Even more fortunately, we are right in the middle of rhubarb season. As it turns out, aside from pie, rhubarb is a rockstar ingredient in cocktails. It is sweet and sour (well, OK, mostly sour, but it will be sweet by the time we’re done with it) and princess pink.
A rhubarb margarita, you ask? Yes, please.
Oh, you meant a rhubarb sidecar? Even better.
We’ll do something with gin this time (see below), but first we need to make some rhubarb syrup.
Rhubarb Syrup
- 1 pound or so of cleaned rhubarb stalks, chopped to half-inch dice. (The actual amount doesn’t matter too much, so long as you use an equal amount of sugar.)
- 1 pound or so of granulated sugar – the same amount as the rhubarb, by weight.
- Zest and juice of 1 lemon
Freeze the chopped rhubarb for several hours or overnight. This will form ice crystals that will poke holes in the rhubarb’s cell walls, releasing rhubarb juice more freely once we start cooking.
Later, combine the frozen rhubarb, lemon zest, and the sugar in a saucepan, and cook over medium heat, stirring occasionally, until you get a sort of rhubarb compote swimming in juice, and the juice comes to a boil. Stir in the lemon juice, then take it off the heat and set it aside for an hour or so to sort of collapse in on itself.
Strain through a fine-mesh strainer. Eat the rhubarb compote over ice cream or on a buttered crumpet, and use the pink syrup for cocktails.

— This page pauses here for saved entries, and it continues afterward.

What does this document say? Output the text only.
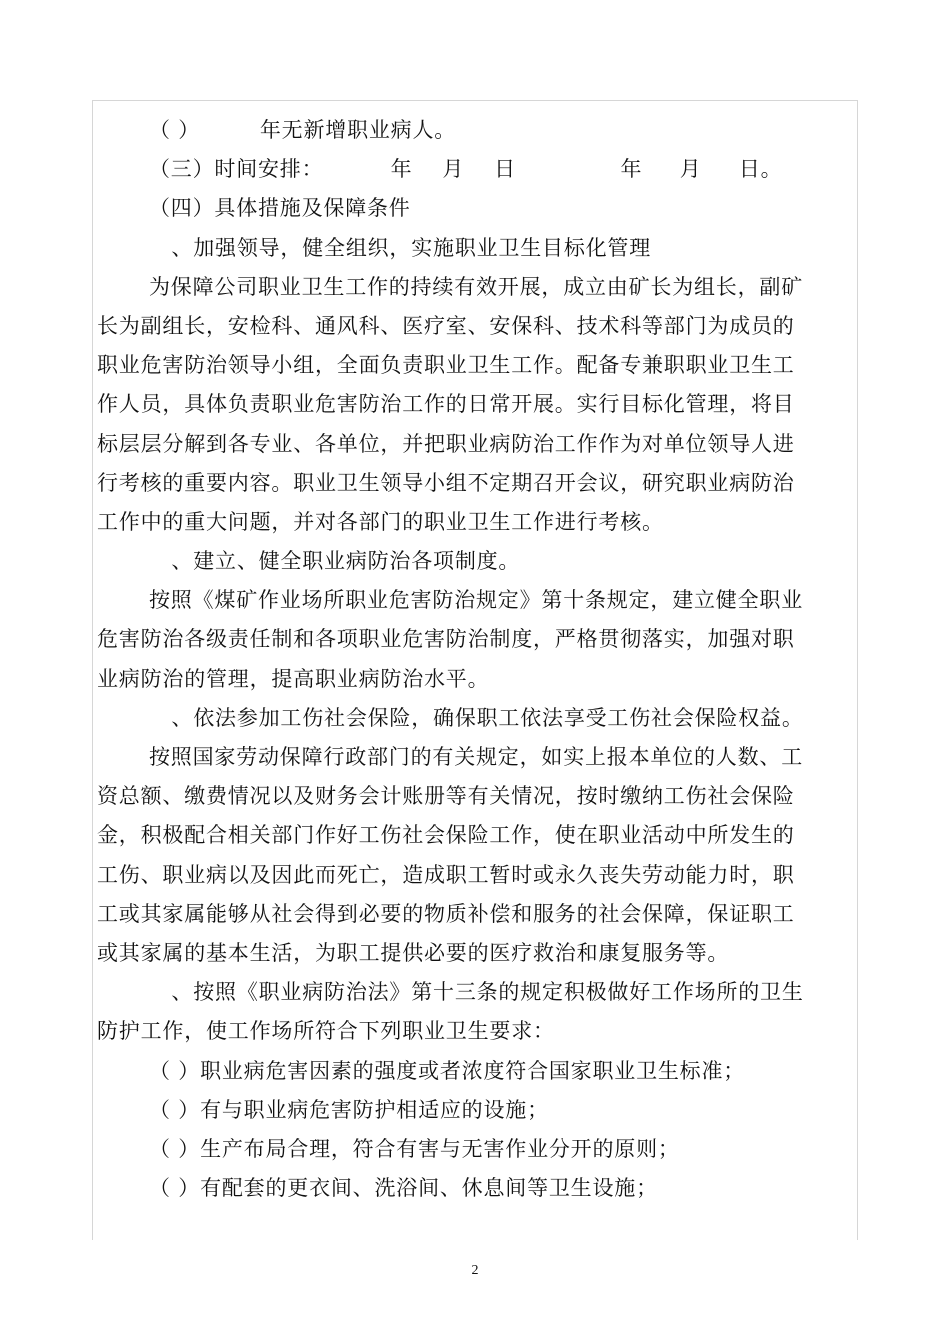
（ ）        年无新增职业病人。
（三）时间安排：         年    月    日              年     月     日。
（四）具体措施及保障条件
、加强领导，健全组织，实施职业卫生目标化管理
为保障公司职业卫生工作的持续有效开展，成立由矿长为组长，副矿
长为副组长，安检科、通风科、医疗室、安保科、技术科等部门为成员的
职业危害防治领导小组，全面负责职业卫生工作。配备专兼职职业卫生工
作人员，具体负责职业危害防治工作的日常开展。实行目标化管理，将目
标层层分解到各专业、各单位，并把职业病防治工作作为对单位领导人进
行考核的重要内容。职业卫生领导小组不定期召开会议，研究职业病防治
工作中的重大问题，并对各部门的职业卫生工作进行考核。
、建立、健全职业病防治各项制度。
按照《煤矿作业场所职业危害防治规定》第十条规定，建立健全职业
危害防治各级责任制和各项职业危害防治制度，严格贯彻落实，加强对职
业病防治的管理，提高职业病防治水平。
、依法参加工伤社会保险，确保职工依法享受工伤社会保险权益。
按照国家劳动保障行政部门的有关规定，如实上报本单位的人数、工
资总额、缴费情况以及财务会计账册等有关情况，按时缴纳工伤社会保险
金，积极配合相关部门作好工伤社会保险工作，使在职业活动中所发生的
工伤、职业病以及因此而死亡，造成职工暂时或永久丧失劳动能力时，职
工或其家属能够从社会得到必要的物质补偿和服务的社会保障，保证职工
或其家属的基本生活，为职工提供必要的医疗救治和康复服务等。
、按照《职业病防治法》第十三条的规定积极做好工作场所的卫生
防护工作，使工作场所符合下列职业卫生要求：
（ ）职业病危害因素的强度或者浓度符合国家职业卫生标准；
（ ）有与职业病危害防护相适应的设施；
（ ）生产布局合理，符合有害与无害作业分开的原则；
（ ）有配套的更衣间、洗浴间、休息间等卫生设施；
2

Just such a cocktail – Rose & Rhubarb
- 2 ounces botanical gin – At the moment, I’m enjoying Hendrick’s Oasium very much
- 1 ounce fresh-squeezed lemon juice
- 3/4 ounce rhubarb syrup (see above)
- 5 drops rose water – You might want to work your way up to five drops. Rose water can be tricky stuff. One drop too little, and you can’t really taste it, and one drop too much, whatever you’re making ends up tasting like grandmother soap. I had to throw away a perfectly good pear crumble once because I wasn’t paying attention and added a little too much rose water, and it ended up tasting like a rear-view mirror air freshener.
- 2 to 3 ounces plain seltzer
Combine the gin, lemon juice, rhubarb syrup and rose water with ice in a cocktail shaker. Shake thoroughly, and strain over fresh ice in a rocks glass. Top with club soda and stir gently.
Sit somewhere with a gentle breeze and listen to a mostly forgotten song from your youth as you sip this — anything from Meat Loaf’s 1977 album Bat Out of Hell will serve this purpose very well. (Though, admittedly, that’s from my youth). As promised, this pretty, pink drink is sweet and sour and a little floral.
After two of them, you probably won’t take yourself quite so seriously.